The Fundamental Message.../ Heroes...

hickengruendler hickengruendler at yahoo.de
Sat Sep 1 03:52:15 UTC 2007


No: HPFGUIDX 176516

 
> 
> Carol responds:
> 
> Goblins' rights aside, Griphook *is* wrong--as in mistaken--about 
the
> ownership of the Sword of Gryffindor. It was made by a long-dead
> goblin for Godric Gryffindor, who paid a large amount of gold for 
it.
> Griphook's wanting it back for the gobins in general makes no sense.
> What are they going to do with it, keep it in Gringotts? That won't
> work because it's enchanted to come out of the Sorting Hat for any
> Gryffindor who needs it. (Of course, in the two instances we've 
seen,
> the Sorting Hat *happened* to be right there, delivered by Fawkes in
> the one instance and summoned by Voldemort himself in the other.
> Complicated logistics, part of the "help will always come at 
Hogwarts
> to those who ask for it" idea, I suppose.)
> 
> At any rate, as I see it, goblin-made swords, armor, tiaras, etc., 
do
> belong to the wizards who paid for them, just as my car belongs to 
me
> and not to the Ford workers who manufactured it. It may be a "human"
> idea of ownership, but it makes much more sense than returning a 
sword
> or tiara or whatever to the goblin who made it on the death of the
> wizard who *bought*, not *leased* it. Should wands made by 
Ollivander
> return to him on the death of the wizard who made them? *He* doesn't
> expect that to happpen.
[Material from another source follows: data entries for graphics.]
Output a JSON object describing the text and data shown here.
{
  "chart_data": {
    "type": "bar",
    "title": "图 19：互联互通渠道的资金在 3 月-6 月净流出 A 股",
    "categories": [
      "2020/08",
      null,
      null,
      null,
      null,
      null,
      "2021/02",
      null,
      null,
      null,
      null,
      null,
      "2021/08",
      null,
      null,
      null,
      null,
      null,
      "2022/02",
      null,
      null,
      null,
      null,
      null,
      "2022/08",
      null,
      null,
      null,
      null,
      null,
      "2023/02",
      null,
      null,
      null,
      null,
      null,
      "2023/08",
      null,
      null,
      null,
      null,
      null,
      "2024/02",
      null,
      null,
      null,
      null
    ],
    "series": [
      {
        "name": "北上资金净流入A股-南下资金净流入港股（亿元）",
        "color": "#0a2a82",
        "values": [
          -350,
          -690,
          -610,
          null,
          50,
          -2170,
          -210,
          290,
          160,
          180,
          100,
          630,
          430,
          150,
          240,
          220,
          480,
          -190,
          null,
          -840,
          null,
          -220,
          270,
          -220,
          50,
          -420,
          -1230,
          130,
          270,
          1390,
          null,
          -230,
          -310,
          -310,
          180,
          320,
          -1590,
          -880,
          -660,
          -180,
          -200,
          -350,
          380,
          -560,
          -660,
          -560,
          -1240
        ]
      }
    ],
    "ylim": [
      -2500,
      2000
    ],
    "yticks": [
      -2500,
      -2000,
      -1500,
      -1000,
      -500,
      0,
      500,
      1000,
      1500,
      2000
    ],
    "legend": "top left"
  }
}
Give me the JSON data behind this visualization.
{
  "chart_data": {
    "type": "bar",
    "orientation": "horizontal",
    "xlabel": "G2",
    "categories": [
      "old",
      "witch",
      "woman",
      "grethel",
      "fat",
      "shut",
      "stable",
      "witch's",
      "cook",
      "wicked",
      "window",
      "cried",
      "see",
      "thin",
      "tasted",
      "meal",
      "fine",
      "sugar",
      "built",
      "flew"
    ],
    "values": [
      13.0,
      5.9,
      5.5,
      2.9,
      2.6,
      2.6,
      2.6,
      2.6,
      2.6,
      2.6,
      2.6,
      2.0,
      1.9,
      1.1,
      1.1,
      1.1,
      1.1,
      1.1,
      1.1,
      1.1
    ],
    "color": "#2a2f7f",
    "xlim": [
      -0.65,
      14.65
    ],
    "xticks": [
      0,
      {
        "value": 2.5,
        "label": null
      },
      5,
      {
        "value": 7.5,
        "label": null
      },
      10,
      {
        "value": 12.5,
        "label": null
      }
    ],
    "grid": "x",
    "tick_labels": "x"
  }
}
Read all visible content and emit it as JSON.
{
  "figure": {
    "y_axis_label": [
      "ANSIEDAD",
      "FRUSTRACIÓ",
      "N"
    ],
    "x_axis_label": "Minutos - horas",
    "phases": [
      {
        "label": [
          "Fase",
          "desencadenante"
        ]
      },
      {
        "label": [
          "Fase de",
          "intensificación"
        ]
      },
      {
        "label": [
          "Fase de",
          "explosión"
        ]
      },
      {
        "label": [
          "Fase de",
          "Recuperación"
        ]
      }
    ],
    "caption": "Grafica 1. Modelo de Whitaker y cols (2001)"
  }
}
Neither, IMO, should the goblins.
> 
> With regard to employment opportunities, the right to carry wand
> (which they don't need), and their right to live in peace, Griphook
> and the goblins have more legitimate grievances, but Griphook's idea
> that he was retrieving goblin property by seizing the Sword of
> Gryffindor (willed to Harry by DD, who was presumably its legitimate
> owner as headmaster of Hogwarts, and made available to Harry and Ron
> by another headmaster, Severus Snape, who makes sure that the sword 
is
> retrieved under circumstances involving valor and chivalry as 
required
> by its internal magic) is, IMO, just absurd. An artifact can't 
belong
> to a group. The only goblin with a hint of a legitimate claim would 
be
> a descendant of the original maker, and even then the descendant or
> heir of the original buyer would have a better claim. 
> 
> Carol, who does not consider her legally purchased copy of DH to
> belong to JK Rowling even though Rowling created it, property rights
> being different from copyright protection
>

Hickengruendler:

I completely agree with this. After reading this thread, I tried 
seeing it from the Goblins' point of view, but I simply can't. I 
admit that part of the reason might be, that the Wizard's idea of 
property in this case basically is the same as ours, and I'm sinply 
raised that way, but the Goblins' claim make no sense to me, 
particularly Griphook's. For me, it is as if some German had sold a 
car to an American some eighty years ago, and now I want to have the 
Oldtimer, because I'm a German as well. That's just odd.

Also, to me it just reads as if the Goblins want both, the gold and 
the valuable object, it was paid for, and that doesn't exactly endear 
me to them. I do see, that Griphook was simply raised with different 
values, but I simply cannot sympathise with him here.